Cosa resta di tutte le foto che ognuno si sente quasi obbligato a scattare compulsivamente in ogni momento della giornata? Oppure, quanto tempo dura la persistenza di un post, ancorché sensazionale, pubblicato su un social? Probabilmente pochissimo, giusto il tempo di osservarlo, magari fare un commento e si passa oltre. Non si volta pagina, no, la pagina semplicemente sparisce, si dissolve, materialmente e dalle menti di chi l’ha vista. Questo è dovuto, soprattutto, al fatto che si tratta di immagini superficiali, foto atte a rappresentare solo la parte visibile di quel che ritraggono. In un tempo e in un luogo lontani, per la precisione in Giappone, invece, visse il monaco Urabe no Kaneyoshi, meglio noto con il nome buddhista Kenkō. Negli anni tra il 1330 e il 1332 scrisse degli autentici “post” ante litteram, nati dall’osservazione incantata del mondo circostante. Non si premurò semplicemente di descrivere delle situazioni o delle persone, ma riuscì a coglierne la vena poetica racchiusa sotto la superficie. In frasi apparentemente semplici si cela una grande conoscenza della natura (La gente dice comunemente che la fioritura completa del ciliegio avviene il centocinquantesimo giorno dopo il solstizio invernale, ovvero una settimana dopo l’equinozio di primavera, ma di solito avviene il settantacinquesimo giorno dopo l’inizio della primavera), così come delle tradizioni, sia della gente comune che della corte imperiale, dell’etimologia eccetera. Insomma, mise la sua grande conoscenza al servizio dell’osservazione e della trasfigurazione poetica del mondo circostante: Il kaiko è la valva superiore di una conchiglia simile alla buccina, ma più piccola e con una sporgenza lunga e stretta all’imboccatura. Ne ho trovate alcune nella Baia di Kanesawa nella provincia Musashi. La gente del posto la chiama henatari.

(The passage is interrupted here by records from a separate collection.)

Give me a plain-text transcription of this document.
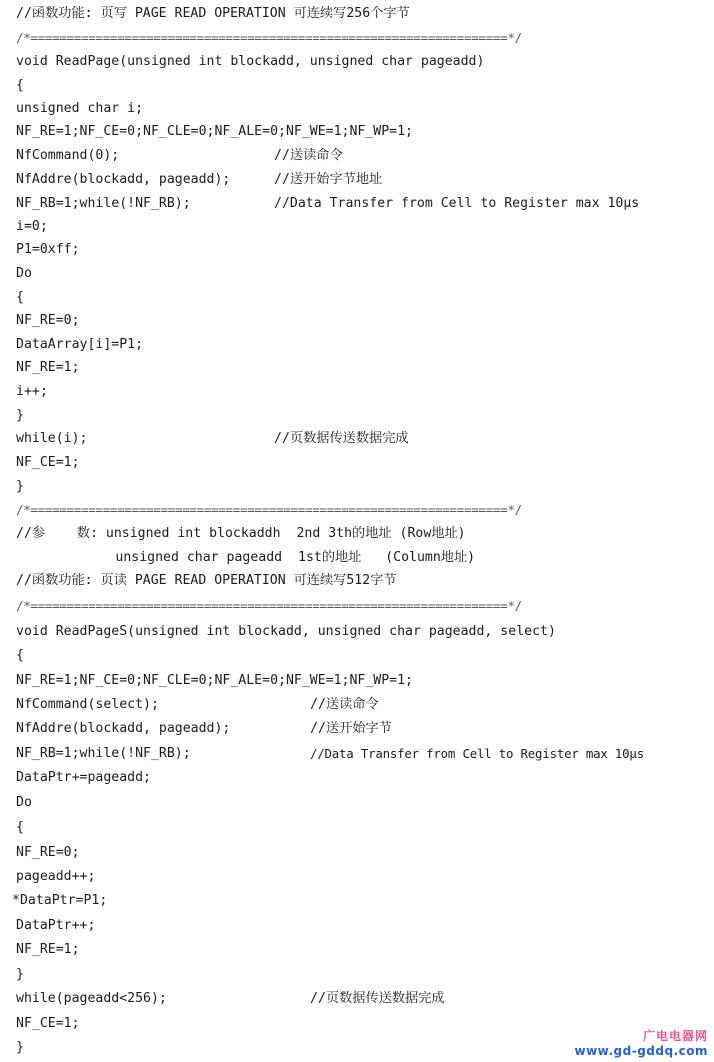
//函数功能: 页写 PAGE READ OPERATION 可连续写256个字节
/*==================================================================*/
void ReadPage(unsigned int blockadd, unsigned char pageadd)
{
unsigned char i;
NF_RE=1;NF_CE=0;NF_CLE=0;NF_ALE=0;NF_WE=1;NF_WP=1;
NfCommand(0);	//送读命令
NfAddre(blockadd, pageadd);	//送开始字节地址
NF_RB=1;while(!NF_RB);	//Data Transfer from Cell to Register max 10μs
i=0;
P1=0xff;
Do
{
NF_RE=0;
DataArray[i]=P1;
NF_RE=1;
i++;
}
while(i);	//页数据传送数据完成
NF_CE=1;
}
/*==================================================================*/
//参    数: unsigned int blockaddh  2nd 3th的地址 (Row地址)
unsigned char pageadd  1st的地址   (Column地址)
//函数功能: 页读 PAGE READ OPERATION 可连续写512字节
/*==================================================================*/
void ReadPageS(unsigned int blockadd, unsigned char pageadd, select)
{
NF_RE=1;NF_CE=0;NF_CLE=0;NF_ALE=0;NF_WE=1;NF_WP=1;
NfCommand(select);	//送读命令
NfAddre(blockadd, pageadd);	//送开始字节
NF_RB=1;while(!NF_RB);	//Data Transfer from Cell to Register max 10μs
DataPtr+=pageadd;
Do
{
NF_RE=0;
pageadd++;
*DataPtr=P1;
DataPtr++;
NF_RE=1;
}
while(pageadd<256);	//页数据传送数据完成
NF_CE=1;
}
广电电器网
www.gd-gddq.com
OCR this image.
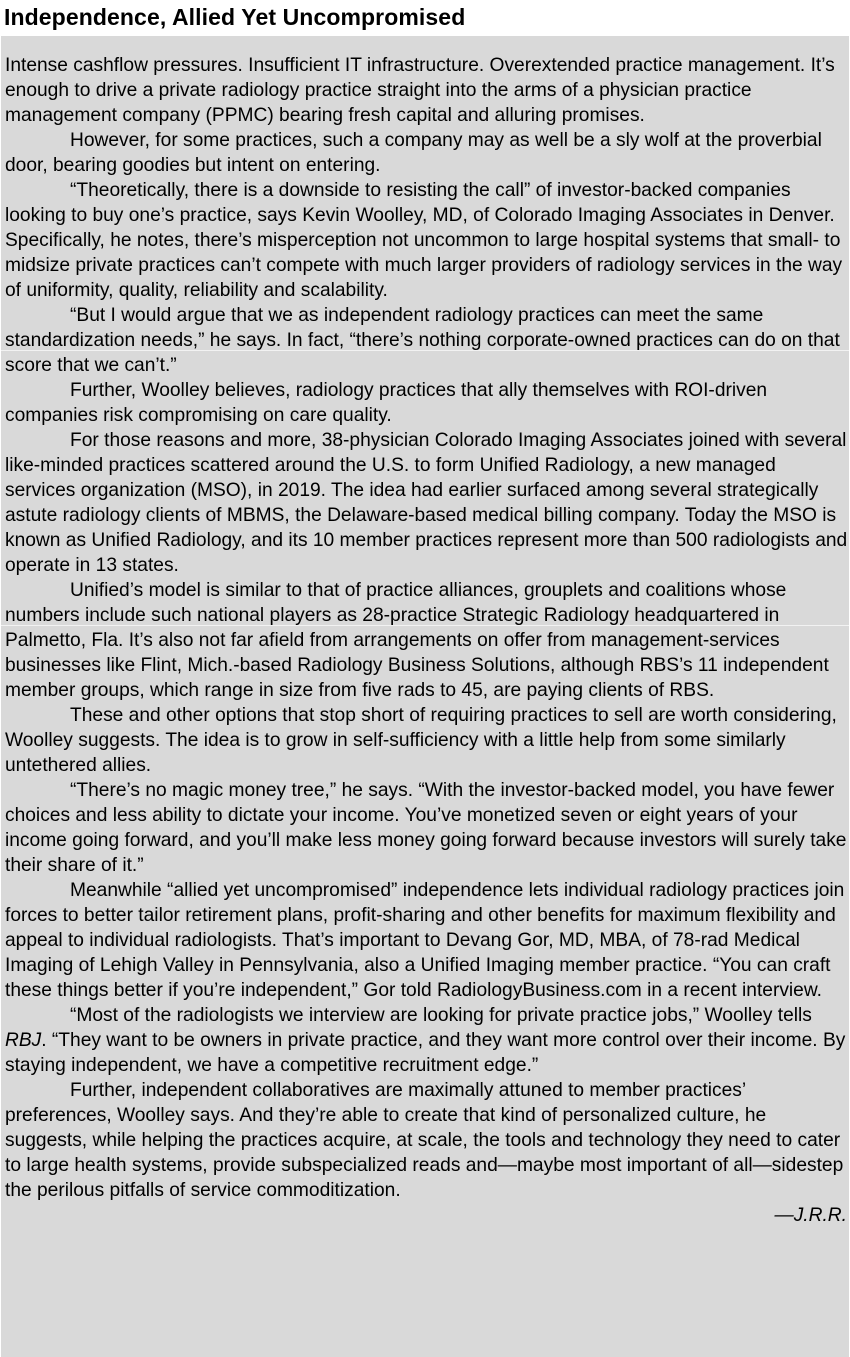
Independence, Allied Yet Uncompromised

Intense cashflow pressures. Insufficient IT infrastructure. Overextended practice management. It’s enough to drive a private radiology practice straight into the arms of a physician practice management company (PPMC) bearing fresh capital and alluring promises.

However, for some practices, such a company may as well be a sly wolf at the proverbial door, bearing goodies but intent on entering.

“Theoretically, there is a downside to resisting the call” of investor-backed companies looking to buy one’s practice, says Kevin Woolley, MD, of Colorado Imaging Associates in Denver. Specifically, he notes, there’s misperception not uncommon to large hospital systems that small- to midsize private practices can’t compete with much larger providers of radiology services in the way of uniformity, quality, reliability and scalability.

“But I would argue that we as independent radiology practices can meet the same standardization needs,” he says. In fact, “there’s nothing corporate-owned practices can do on that score that we can’t.”

Further, Woolley believes, radiology practices that ally themselves with ROI-driven companies risk compromising on care quality.

For those reasons and more, 38-physician Colorado Imaging Associates joined with several like-minded practices scattered around the U.S. to form Unified Radiology, a new managed services organization (MSO), in 2019. The idea had earlier surfaced among several strategically astute radiology clients of MBMS, the Delaware-based medical billing company. Today the MSO is known as Unified Radiology, and its 10 member practices represent more than 500 radiologists and operate in 13 states.

Unified’s model is similar to that of practice alliances, grouplets and coalitions whose numbers include such national players as 28-practice Strategic Radiology headquartered in Palmetto, Fla. It’s also not far afield from arrangements on offer from management-services businesses like Flint, Mich.-based Radiology Business Solutions, although RBS’s 11 independent member groups, which range in size from five rads to 45, are paying clients of RBS.

These and other options that stop short of requiring practices to sell are worth considering, Woolley suggests. The idea is to grow in self-sufficiency with a little help from some similarly untethered allies.

“There’s no magic money tree,” he says. “With the investor-backed model, you have fewer choices and less ability to dictate your income. You’ve monetized seven or eight years of your income going forward, and you’ll make less money going forward because investors will surely take their share of it.”

Meanwhile “allied yet uncompromised” independence lets individual radiology practices join forces to better tailor retirement plans, profit-sharing and other benefits for maximum flexibility and appeal to individual radiologists. That’s important to Devang Gor, MD, MBA, of 78-rad Medical Imaging of Lehigh Valley in Pennsylvania, also a Unified Imaging member practice. “You can craft these things better if you’re independent,” Gor told RadiologyBusiness.com in a recent interview.

“Most of the radiologists we interview are looking for private practice jobs,” Woolley tells RBJ. “They want to be owners in private practice, and they want more control over their income. By staying independent, we have a competitive recruitment edge.”

Further, independent collaboratives are maximally attuned to member practices’ preferences, Woolley says. And they’re able to create that kind of personalized culture, he suggests, while helping the practices acquire, at scale, the tools and technology they need to cater to large health systems, provide subspecialized reads and—maybe most important of all—sidestep the perilous pitfalls of service commoditization.

—J.R.R.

Una lettura molto rilassante, divisa in 243 capitoli di varie lunghezze, da una frase ad un paio di pagine, che conduce il lettore in un mondo affascinante, ormai scomparso, di cui rimangono le tracce nelle leggende e nelle tradizioni. Chi ama leggere gli scrittori giapponesi attuali sarà sorpreso di trovare in questo libro frammenti che sono sopravvissuti sino alla scrittura moderna.
Per concludere: la leggenda vuole che Kenkō abbia scritto i brani contenuti nel volume dapprima su strisce di carta (le antenate delle paperolles proustiane?) e abbia appeso le strisce alle pareti di casa, dopo la sua morte i frammenti sono stati raccolti in un libro e tramandati sino a oggi.

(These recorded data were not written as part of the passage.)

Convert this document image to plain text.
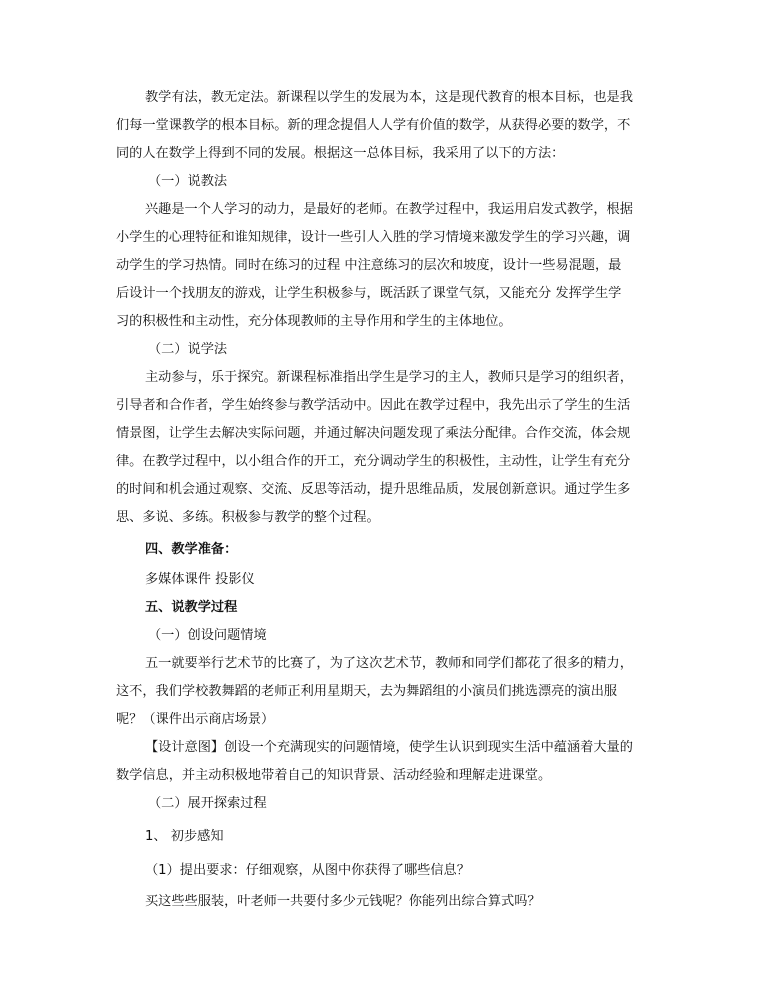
教学有法，教无定法。新课程以学生的发展为本，这是现代教育的根本目标，也是我
们每一堂课教学的根本目标。新的理念提倡人人学有价值的数学，从获得必要的数学，不
同的人在数学上得到不同的发展。根据这一总体目标，我采用了以下的方法：
（一）说教法
兴趣是一个人学习的动力，是最好的老师。在教学过程中，我运用启发式教学，根据
小学生的心理特征和谁知规律，设计一些引人入胜的学习情境来激发学生的学习兴趣，调
动学生的学习热情。同时在练习的过程 中注意练习的层次和坡度，设计一些易混题，最
后设计一个找朋友的游戏，让学生积极参与，既活跃了课堂气氛，又能充分 发挥学生学
习的积极性和主动性，充分体现教师的主导作用和学生的主体地位。
（二）说学法
主动参与，乐于探究。新课程标准指出学生是学习的主人，教师只是学习的组织者，
引导者和合作者，学生始终参与教学活动中。因此在教学过程中，我先出示了学生的生活
情景图，让学生去解决实际问题，并通过解决问题发现了乘法分配律。合作交流，体会规
律。在教学过程中，以小组合作的开工，充分调动学生的积极性，主动性，让学生有充分
的时间和机会通过观察、交流、反思等活动，提升思维品质，发展创新意识。通过学生多
思、多说、多练。积极参与教学的整个过程。
四、教学准备：
多媒体课件 投影仪
五、说教学过程
（一）创设问题情境
五一就要举行艺术节的比赛了，为了这次艺术节，教师和同学们都花了很多的精力，
这不，我们学校教舞蹈的老师正利用星期天，去为舞蹈组的小演员们挑选漂亮的演出服
呢？（课件出示商店场景）
【设计意图】创设一个充满现实的问题情境，使学生认识到现实生活中蕴涵着大量的
数学信息，并主动积极地带着自己的知识背景、活动经验和理解走进课堂。
（二）展开探索过程
1、 初步感知
（1）提出要求：仔细观察，从图中你获得了哪些信息？
买这些些服装，叶老师一共要付多少元钱呢？你能列出综合算式吗？
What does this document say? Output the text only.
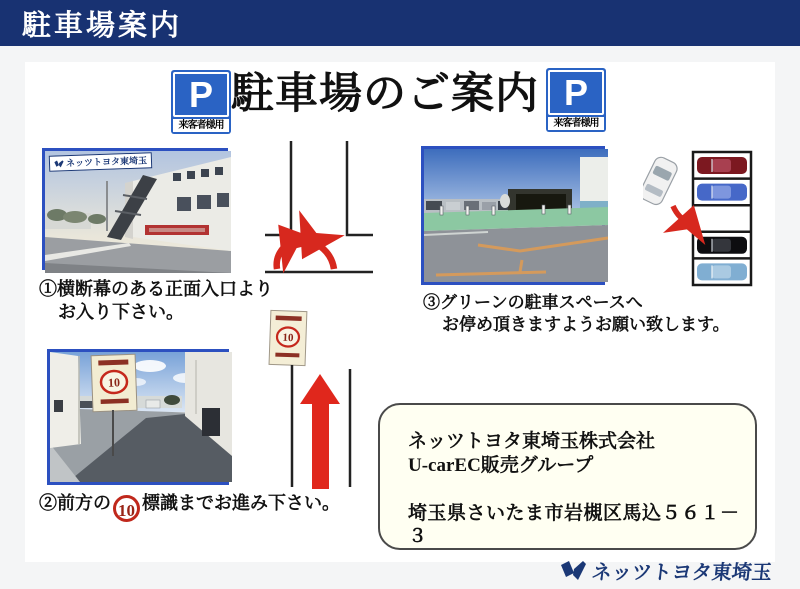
駐車場案内
P
来客者様用
駐車場のご案内 P
来客者様用
ネッツトヨタ東埼玉
①横断幕のある正面入口より
お入り下さい。	③グリーンの駐車スペースへ
お停め頂きますようお願い致します。
10
②前方の 10 標識までお進み下さい。
10
ネッツトヨタ東埼玉株式会社
U-carEC販売グループ
埼玉県さいたま市岩槻区馬込５６１－３
ネッツトヨタ東埼玉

Per gli amanti del genere “Momenti d’ozio” non può non evocare il libro “Note del guanciale” di Sei Shōnangon, il quale, similmente, raccoglie aneddoti e osservazioni; è stato scritto circa trecento anni prima. Entrambi i libri appartengono al genere chiamato zuihitsu, ovvero segui il pennello. Ed effettivamente i capitoli di questi libri fanno pensare ai tratti di un pennello nella loro indefinitezza, ma anche nel modo in cui, secondo la tradizione, gli ideogrammi vanno tracciati, attenendosi a un’armonia tra pennello, colore, carta ed ideogramma, e conservano sempre un che di indefinibile, di non finito, che forse trova il compimento solo nell’animo di chi legge, proprio perché dettato dal profondo delle cose e non dalla superficie.